Die Umweltbibliothek: eröffnet am 2. September 1986 im Keller des Gemeindehauses der Ost-Berliner
Zionskirchengemeinde (Pfarrer Simon). Initiatoren der Bibliothek, u.a. Carlo Jordan und Wolfgang Rüddenklau.
Sie erhielten Unterstützung von der Partei "Die Grünen" der BRD.
In der Nacht vom 24.11 zum 25.11 1987 wurde die UB von der Stasi durchsucht. 2 Mitarbeiter wurden verhaftet.
Die AK vom 26.11.1987 berichtete darüber. Daraufhin wurden Protesttransparente an der Zionskirche angebracht
die später von der Feuerwehr unter Medienbeobachtung entfernt wurden.
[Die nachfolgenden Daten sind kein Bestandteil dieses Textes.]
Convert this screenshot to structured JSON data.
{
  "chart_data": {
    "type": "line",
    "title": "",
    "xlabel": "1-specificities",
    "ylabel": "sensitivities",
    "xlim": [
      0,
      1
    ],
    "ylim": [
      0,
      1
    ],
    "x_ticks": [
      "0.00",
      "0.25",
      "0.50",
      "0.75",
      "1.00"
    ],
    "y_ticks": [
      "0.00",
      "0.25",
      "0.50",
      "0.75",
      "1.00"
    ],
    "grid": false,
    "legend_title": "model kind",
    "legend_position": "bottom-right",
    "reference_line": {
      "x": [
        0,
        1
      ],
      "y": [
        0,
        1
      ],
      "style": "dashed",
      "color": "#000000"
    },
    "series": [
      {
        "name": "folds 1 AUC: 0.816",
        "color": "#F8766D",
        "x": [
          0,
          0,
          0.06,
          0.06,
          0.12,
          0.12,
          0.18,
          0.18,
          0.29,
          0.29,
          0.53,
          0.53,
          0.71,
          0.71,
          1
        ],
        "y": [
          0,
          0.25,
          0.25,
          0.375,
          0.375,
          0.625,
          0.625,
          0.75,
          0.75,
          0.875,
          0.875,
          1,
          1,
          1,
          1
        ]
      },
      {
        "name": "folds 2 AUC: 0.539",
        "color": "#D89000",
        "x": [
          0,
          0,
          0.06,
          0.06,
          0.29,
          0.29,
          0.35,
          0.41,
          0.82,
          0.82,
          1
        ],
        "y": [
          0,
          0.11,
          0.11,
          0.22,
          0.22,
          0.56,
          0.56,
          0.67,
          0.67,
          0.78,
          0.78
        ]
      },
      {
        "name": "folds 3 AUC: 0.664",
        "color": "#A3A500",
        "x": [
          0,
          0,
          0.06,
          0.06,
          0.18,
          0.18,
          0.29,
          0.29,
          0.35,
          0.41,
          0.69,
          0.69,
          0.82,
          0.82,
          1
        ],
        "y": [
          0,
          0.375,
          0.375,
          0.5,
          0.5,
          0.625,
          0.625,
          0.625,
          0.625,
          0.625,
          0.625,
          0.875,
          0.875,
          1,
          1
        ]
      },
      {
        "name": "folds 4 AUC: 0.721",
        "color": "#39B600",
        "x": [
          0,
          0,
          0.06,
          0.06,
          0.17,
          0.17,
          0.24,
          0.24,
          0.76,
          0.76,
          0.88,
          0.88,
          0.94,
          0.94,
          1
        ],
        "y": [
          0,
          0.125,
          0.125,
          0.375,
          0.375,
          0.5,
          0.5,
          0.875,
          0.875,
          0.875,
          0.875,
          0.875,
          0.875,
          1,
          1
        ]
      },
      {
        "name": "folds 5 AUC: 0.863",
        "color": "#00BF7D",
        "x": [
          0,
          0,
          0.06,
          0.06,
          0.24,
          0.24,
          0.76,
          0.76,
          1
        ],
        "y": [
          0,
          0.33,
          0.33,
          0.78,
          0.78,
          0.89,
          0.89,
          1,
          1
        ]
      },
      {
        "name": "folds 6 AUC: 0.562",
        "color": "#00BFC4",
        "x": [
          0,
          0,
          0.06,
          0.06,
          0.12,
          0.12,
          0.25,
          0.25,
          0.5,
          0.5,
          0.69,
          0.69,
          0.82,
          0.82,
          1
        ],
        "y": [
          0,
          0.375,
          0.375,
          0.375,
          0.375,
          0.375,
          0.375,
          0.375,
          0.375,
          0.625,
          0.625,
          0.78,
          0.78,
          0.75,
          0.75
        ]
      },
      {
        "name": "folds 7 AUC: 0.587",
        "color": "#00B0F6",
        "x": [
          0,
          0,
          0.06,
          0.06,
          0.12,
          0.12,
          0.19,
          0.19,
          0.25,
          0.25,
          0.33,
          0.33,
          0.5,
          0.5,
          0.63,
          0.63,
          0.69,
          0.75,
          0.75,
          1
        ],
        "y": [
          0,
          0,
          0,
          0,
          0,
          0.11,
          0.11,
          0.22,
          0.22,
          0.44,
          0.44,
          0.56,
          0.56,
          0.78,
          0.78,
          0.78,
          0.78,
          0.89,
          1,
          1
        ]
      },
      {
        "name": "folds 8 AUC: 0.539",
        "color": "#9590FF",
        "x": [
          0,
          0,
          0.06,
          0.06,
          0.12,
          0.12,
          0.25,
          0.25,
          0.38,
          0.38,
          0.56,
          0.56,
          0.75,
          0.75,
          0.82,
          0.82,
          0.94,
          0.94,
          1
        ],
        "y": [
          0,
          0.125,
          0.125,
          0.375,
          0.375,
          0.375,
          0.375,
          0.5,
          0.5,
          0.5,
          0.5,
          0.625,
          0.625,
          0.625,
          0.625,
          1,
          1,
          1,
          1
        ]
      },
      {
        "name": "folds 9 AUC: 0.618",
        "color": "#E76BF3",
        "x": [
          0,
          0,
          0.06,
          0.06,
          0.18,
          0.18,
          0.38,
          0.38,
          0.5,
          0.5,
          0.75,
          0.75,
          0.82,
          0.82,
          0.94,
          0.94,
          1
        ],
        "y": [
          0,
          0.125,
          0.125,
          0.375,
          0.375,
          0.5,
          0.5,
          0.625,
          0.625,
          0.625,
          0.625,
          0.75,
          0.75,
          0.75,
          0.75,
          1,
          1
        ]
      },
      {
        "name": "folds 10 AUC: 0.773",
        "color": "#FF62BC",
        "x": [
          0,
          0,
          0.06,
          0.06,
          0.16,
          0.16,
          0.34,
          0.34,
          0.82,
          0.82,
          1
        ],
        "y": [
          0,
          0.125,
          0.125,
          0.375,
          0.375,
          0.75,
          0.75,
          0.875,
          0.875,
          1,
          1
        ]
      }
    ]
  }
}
Durch Proteste gelang es die Verhafteten freizubekommen. Danach war die UB bekannt und wurde von den
staatlichen Stellen geduldet. Publikationen waren die Umweltblätter ? und die Zeitschrift telegraph
Am 12.10.1989 veröffentlichte die UB einen Aufruf, der jedoch in der Wendezeit ohne größeres Echo blieb.
(diese Erklärung ist noch nirgends im Netz zu finden, ich habe sie hier als alte Nadeldruckerkopie auf Leporellopapier
Leider die UB als Autor nicht zweifelsfrei, da diese bei mir auf der Kopie nur handschriftlich mit Bleistift nachgetragen wurde
und auch sonst keine Autoren dastehen. Ich lasse sie hier trotzdem mal stehen und werde Rüddenklau mal anmailen.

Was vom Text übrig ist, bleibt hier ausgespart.